The magnitude of coincidence for such a meeting is too infinite to think about, but Conventions seem to work that way.
The most remarkable thing about breakfast the next morning was the number of fans present. Admittedly, some of them no longer like human beings, but after the bacchanalia of the all-night sessions, it was most remarkable that they were even visible. After consuming several gallons of coffee in the company of Tony Thorne and Chuch Harris, I weaved along to the Convention hall with Mal Ashworth. There was a desolate air over this hall at such an hour (it was only half-an-hour after the programme should have commenced) and the only signs of 'life' were Harry Turner and Sandy Sanderson who were tidying up the place. The general atmosphere inspired me and I began to play on the piano, accompanied with Mal Ashworth (Chair Bottom), Brian Lewis (Tin Can) and Ron Bennett (Recorder). Soon after this musical concert began the hall began to fill up; whether the folk had come along to see what the noise was or were genuinely appreciative of the fare offered, I haven't yet discovered.
The official programme began with a fan-eds panel, in which Norman Shorrock, Paul Enever, Mal Ashworth, Fred Smith, Harry Turner, Ethel Lindsay, Tony Thorne, Tom White and myself took part. The idea of this session was that each of us should criticise someone else's zine, and some quite lively discussion (considering the state we were in) ensued. Whilst I was holding forth on the merits of ZENITH, Ron Buckmaster paged me from the back of the hall. I jumped off the stage thinking that the popsie had discovered my whereabouts and was on the phone enquiring just who I was staying with at the Grosvenor, the phone, however, was a 'phoney', and unconnected to any P.O. source. I had literally been 'cut off'.
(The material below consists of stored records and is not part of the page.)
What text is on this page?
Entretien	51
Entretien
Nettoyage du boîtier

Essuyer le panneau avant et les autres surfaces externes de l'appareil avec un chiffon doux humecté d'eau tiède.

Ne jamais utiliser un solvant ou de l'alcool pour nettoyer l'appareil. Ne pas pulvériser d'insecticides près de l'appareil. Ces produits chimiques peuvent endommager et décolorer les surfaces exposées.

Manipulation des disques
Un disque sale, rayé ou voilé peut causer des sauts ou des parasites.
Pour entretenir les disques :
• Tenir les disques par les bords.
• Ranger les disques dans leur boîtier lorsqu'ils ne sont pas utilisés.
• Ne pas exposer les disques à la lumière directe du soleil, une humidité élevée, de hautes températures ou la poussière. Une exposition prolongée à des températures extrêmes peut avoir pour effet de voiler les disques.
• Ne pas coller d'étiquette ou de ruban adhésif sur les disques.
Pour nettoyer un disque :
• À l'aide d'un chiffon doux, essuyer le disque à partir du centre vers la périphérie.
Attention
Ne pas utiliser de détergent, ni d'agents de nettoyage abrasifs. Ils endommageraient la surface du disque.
It was a Good Thing that the parties had been broken up fairly early in the morning, because it meant there was still some fight left in the conventioneers. I came in towards the end of the fmz session to be told by George Charters that someone had objected to reprints of my stuff because it would discourage young fan writers. I made a grateful note of this argument to use against faneds who ask me for original material, but honestly, you young fans, don't let my example discourage you. I was like this even before I started fan writing.
On going to the dining-room we found that the hotel had long since ceased the service of breakfast so we decided to go without. We then went to inspect the battlefields of the previous evening..... a horrible experience which made the immediate consumption of alcohol an absolute necessity. We therefore returned to 123 and found a purposeful crowd of London fen debating whether or not to break in.......
Our appearance was greeted with great enthusiasm and I was kept busy dispensing nourishment until someone came in and told us that the gang as a whole were going to a Chinese Restaurant for lunch. I gave myself my first drink of the day, closed the bar and sallied forth with the rest of the rabble.
Following the fan-eds panel, John Gunn, old-time fan from Nottingham and magician extraordinary, took the stage to present some magic in a light vein. He succeeded in confounding most of the audience with a mind-reading gambit, but had considerable difficulty in reading the mind of Stuart Mackenzie. After the magic, a panel of Authors including Ted Tubb, John Russell Fearn, E.R. James, Syd Bounds, James White and Ken Bulmer dealt with varied questions from the audience. With the exception of Tubb, the panel was never vivacious.
John Russell Vargo Statten Fearn, whom George Charters had referred to as the Jest of Honour. He was interesting mainly because he was so disarmingly frank--but then he has so much to be frank about.
After this Ted Tubb began to take over the Convention. Little more was seen of the Convention Committee, and nothing of 11 of the 22 items listed on the official programme.
Tubb reigned supreme, first ad libbing his way through the remnants of Terry Jeeves' script for the mock trial of Bert Campbell--with good-humoured and often brilliant co-operation from Terry himself, who struck me as one of the nicest people there--and then winding up the Convention with a riotous series of monologues and interviews, including one with Norman Wansborough. Tubb was wonderful. It seems to me it would be worth the while of any Convention Committee to hire Ted Tubb along with the hall.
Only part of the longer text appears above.